Linvilla Orchards: The Disneyland of Family Farms

Why do a million people trek to pick-your-own emporium Linvilla Orchards? Credit the bucolic setting, the delicious fruits—and one state-of-the-art Facebook strategy

“Hope there’s still some berries left,” a woman clutching two kids’ wrists says to Ferber as he passes the line for the hayride to the picking area.

“There are,” he answers without missing a beat. “You’re just going to have to work a little harder.”

FERBER HIMSELF HAS BEEN working hard at Linvilla since 1992, when he answered an ad to rent a room in one of the houses that are also part of the Linvilla compound. At the time, he was working construction and had little interest in the bustling farm down the road from his new front door. “In the fall, I couldn’t even get out of my driveway because of all the traffic,” he remembers. “I thought to myself, ‘I am never going to that place.’” Months later, he finally relented and went down to the farm’s market to buy a newspaper.

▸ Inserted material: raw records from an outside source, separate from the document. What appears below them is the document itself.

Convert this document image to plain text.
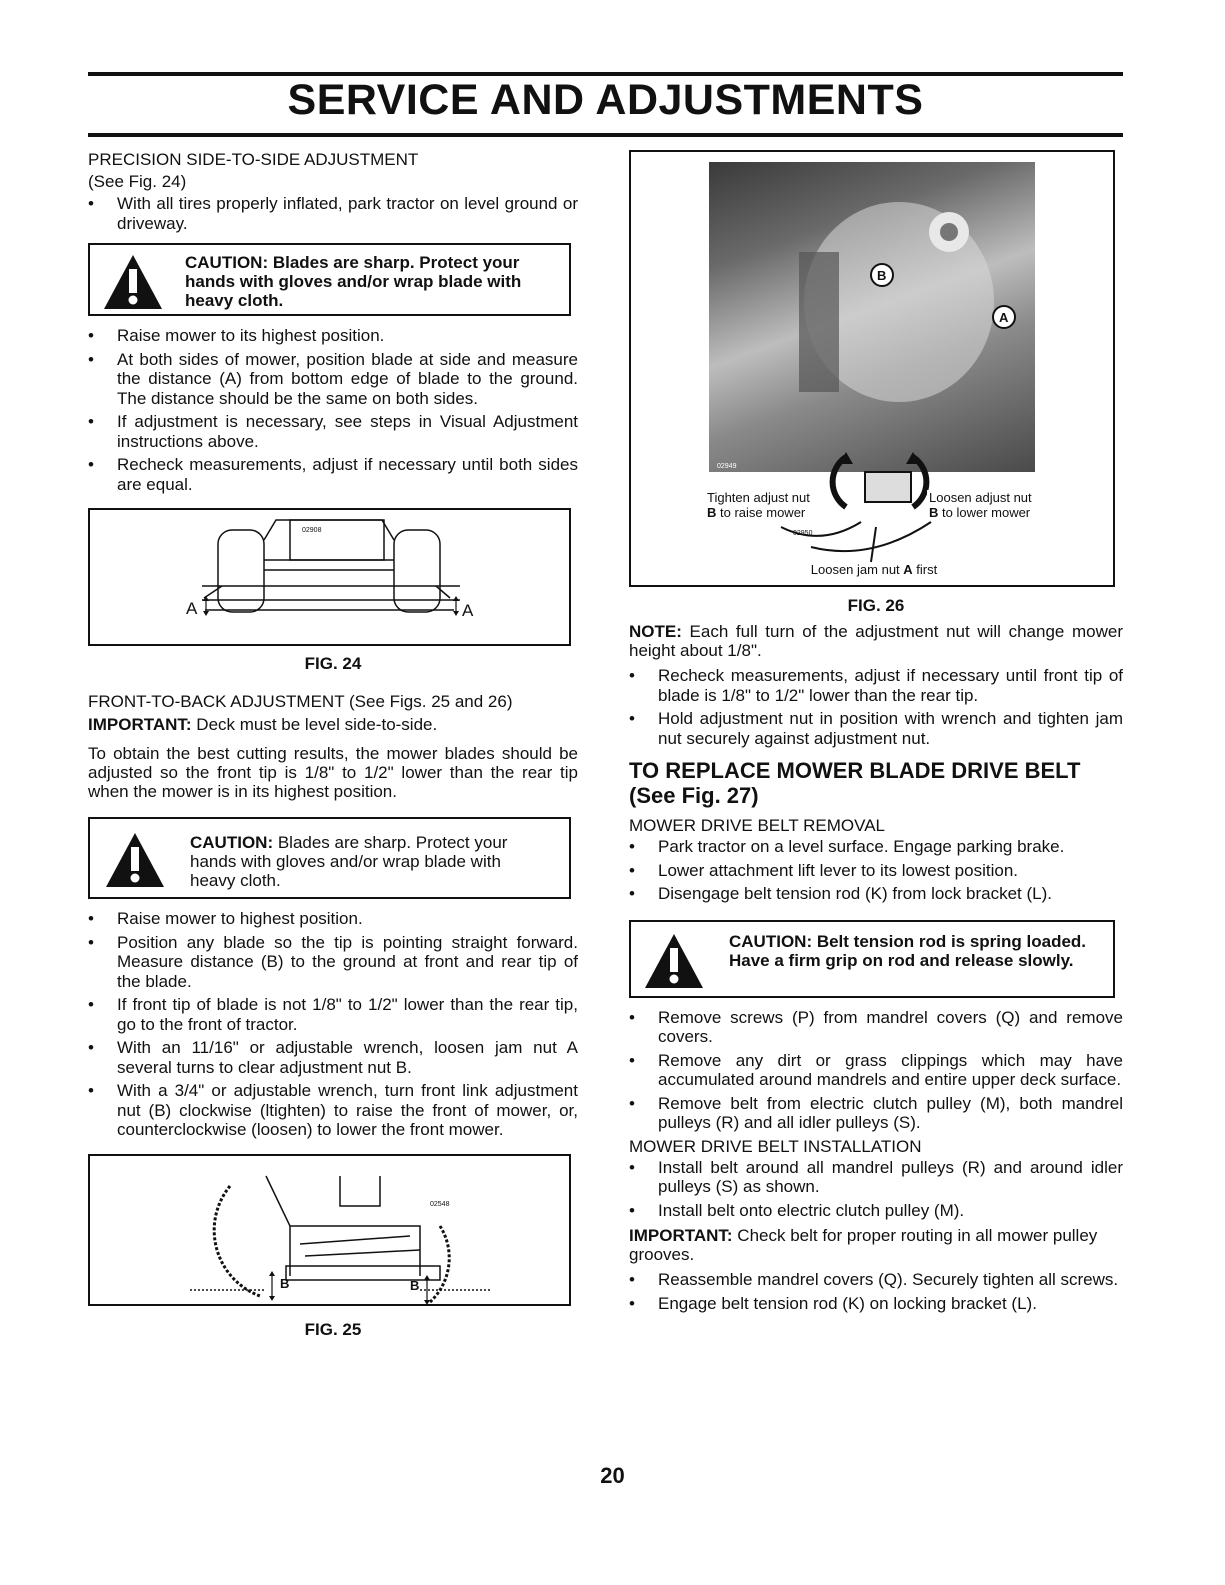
SERVICE AND ADJUSTMENTS

PRECISION SIDE-TO-SIDE ADJUSTMENT

(See Fig. 24)

• With all tires properly inflated, park tractor on level ground or driveway.
CAUTION: Blades are sharp. Protect your hands with gloves and/or wrap blade with heavy cloth.
• Raise mower to its highest position.
• At both sides of mower, position blade at side and measure the distance (A) from bottom edge of blade to the ground. The distance should be the same on both sides.
• If adjustment is necessary, see steps in Visual Adjustment instructions above.
• Recheck measurements, adjust if necessary until both sides are equal.
02908
A	A
FIG. 24

FRONT-TO-BACK ADJUSTMENT (See Figs. 25 and 26)

IMPORTANT: Deck must be level side-to-side.

To obtain the best cutting results, the mower blades should be adjusted so the front tip is 1/8" to 1/2" lower than the rear tip when the mower is in its highest position.

CAUTION: Blades are sharp. Protect your hands with gloves and/or wrap blade with heavy cloth.
• Raise mower to highest position.
• Position any blade so the tip is pointing straight forward. Measure distance (B) to the ground at front and rear tip of the blade.
• If front tip of blade is not 1/8" to 1/2" lower than the rear tip, go to the front of tractor.
• With an 11/16" or adjustable wrench, loosen jam nut A several turns to clear adjustment nut B.
• With a 3/4" or adjustable wrench, turn front link adjustment nut (B) clockwise (ltighten) to raise the front of mower, or, counterclockwise (loosen) to lower the front mower.
02548
B	B
FIG. 25
B
A
02949
02950
Tighten adjust nut
B to raise mower
Loosen adjust nut
B to lower mower
Loosen jam nut A first
FIG. 26

NOTE: Each full turn of the adjustment nut will change mower height about 1/8".

• Recheck measurements, adjust if necessary until front tip of blade is 1/8" to 1/2" lower than the rear tip.
• Hold adjustment nut in position with wrench and tighten jam nut securely against adjustment nut.
TO REPLACE MOWER BLADE DRIVE BELT
(See Fig. 27)

MOWER DRIVE BELT REMOVAL

• Park tractor on a level surface. Engage parking brake.
• Lower attachment lift lever to its lowest position.
• Disengage belt tension rod (K) from lock bracket (L).
CAUTION: Belt tension rod is spring loaded. Have a firm grip on rod and release slowly.
• Remove screws (P) from mandrel covers (Q) and remove covers.
• Remove any dirt or grass clippings which may have accumulated around mandrels and entire upper deck surface.
• Remove belt from electric clutch pulley (M), both mandrel pulleys (R) and all idler pulleys (S).

MOWER DRIVE BELT INSTALLATION

• Install belt around all mandrel pulleys (R) and around idler pulleys (S) as shown.
• Install belt onto electric clutch pulley (M).

IMPORTANT: Check belt for proper routing in all mower pulley grooves.

• Reassemble mandrel covers (Q). Securely tighten all screws.
• Engage belt tension rod (K) on locking bracket (L).
20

Shortly after that, his construction work dried up—at which point Sue Jochum, one of the siblings in the Linvill family’s third farm generation, told him she was looking for a produce manager. “I didn’t have any experience,” Ferber says. “But it sounded better than digging a hole.”

In the two decades since, Ferber, who today helps manage the entire operation, has been at the center of Linvilla’s fascinating evolution: from simple family farm selling fruit and baked goods into sprawling, sophisticated amusement operation that sells, well, the experience of life on the simple family farm. Or, at least, the simple family farm if it had life-size cartoon characters wandering around.

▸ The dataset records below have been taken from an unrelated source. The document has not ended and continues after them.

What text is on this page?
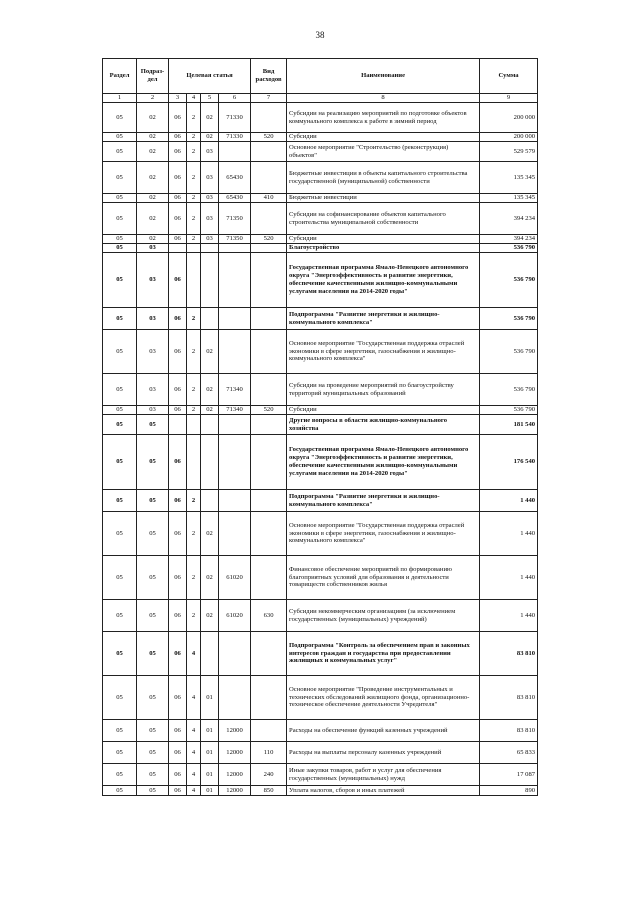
38
Раздел	Подраз-дел	Целевая статья				Вид расходов	Наименование	Сумма
1	2	3	4	5	6	7	8	9
05	02	06	2	02	71330		Субсидии на реализацию мероприятий по подготовке объектов коммунального комплекса к работе в зимний период	200 000
05	02	06	2	02	71330	520	Субсидии	200 000
05	02	06	2	03			Основное мероприятие "Строительство (реконструкция) объектов"	529 579
05	02	06	2	03	65430		Бюджетные инвестиции в объекты капитального строительства государственной (муниципальной) собственности	135 345
05	02	06	2	03	65430	410	Бюджетные инвестиции	135 345
05	02	06	2	03	71350		Субсидии на софинансирование объектов капитального строительства муниципальной собственности	394 234
05	02	06	2	03	71350	520	Субсидии	394 234
05	03						Благоустройство	536 790
05	03	06					Государственная программа Ямало-Ненецкого автономного округа "Энергоэффективность и развитие энергетики, обеспечение качественными жилищно-коммунальными услугами населения на 2014-2020 годы"	536 790
05	03	06	2				Подпрограмма "Развитие энергетики и жилищно-коммунального комплекса"	536 790
05	03	06	2	02			Основное мероприятие "Государственная поддержка отраслей экономики в сфере энергетики, газоснабжения и жилищно-коммунального комплекса"	536 790
05	03	06	2	02	71340		Субсидии на проведение мероприятий по благоустройству территорий муниципальных образований	536 790
05	03	06	2	02	71340	520	Субсидии	536 790
05	05						Другие вопросы в области жилищно-коммунального хозяйства	181 540
05	05	06					Государственная программа Ямало-Ненецкого автономного округа "Энергоэффективность и развитие энергетики, обеспечение качественными жилищно-коммунальными услугами населения на 2014-2020 годы"	176 540
05	05	06	2				Подпрограмма "Развитие энергетики и жилищно-коммунального комплекса"	1 440
05	05	06	2	02			Основное мероприятие "Государственная поддержка отраслей экономики в сфере энергетики, газоснабжения и жилищно-коммунального комплекса"	1 440
05	05	06	2	02	61020		Финансовое обеспечение мероприятий по формированию благоприятных условий для образования и деятельности товариществ собственников жилья	1 440
05	05	06	2	02	61020	630	Субсидии некоммерческим организациям (за исключением государственных (муниципальных) учреждений)	1 440
05	05	06	4				Подпрограмма "Контроль за обеспечением прав и законных интересов граждан и государства при предоставлении жилищных и коммунальных услуг"	83 810
05	05	06	4	01			Основное мероприятие "Проведение инструментальных и технических обследований жилищного фонда, организационно-техническое обеспечение деятельности Учредителя"	83 810
05	05	06	4	01	12000		Расходы на обеспечение функций казенных учреждений	83 810
05	05	06	4	01	12000	110	Расходы на выплаты персоналу казенных учреждений	65 833
05	05	06	4	01	12000	240	Иные закупки товаров, работ и услуг для обеспечения государственных (муниципальных) нужд	17 087
05	05	06	4	01	12000	850	Уплата налогов, сборов и иных платежей	890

As business strategies go, that shift has been astute. Even as rural life recedes into history, there remains a hunger among urbanities and suburbanites for a taste of the simple life. And these days, everyone from homesick foreigners to trend-savvy Main Line moms is craving earthy experiences. “Buy local”—a philosophy so obvious our grandparents didn’t have to articulate it—is the new mantra of the environmentally aware and health-conscious mommy elite.

And ever-expanding Linvilla is right there to serve it—capitalizing on the cultural shift by keeping pace with the Blackberry-tethered, e-mail-everything young parents who comprise a large segment of its clientele. Unlike the picking patch down the road from your house or the roadside produce stand you pass on your commute, Linvilla has a Twitter account. It has a Facebook page. The first time I spoke with Ferber on the phone, he sent me a LinkedIn invitation minutes after we hung up. In Linvilla’s Garden Center and bakery, teenage cashiers wear t-shirts emblazoned with the orchard’s website address. And of course, the farm has its own high-powered publicist—Tina Breslow, who counts among her clients several of Philadelphia’s poshest hotels and restaurants.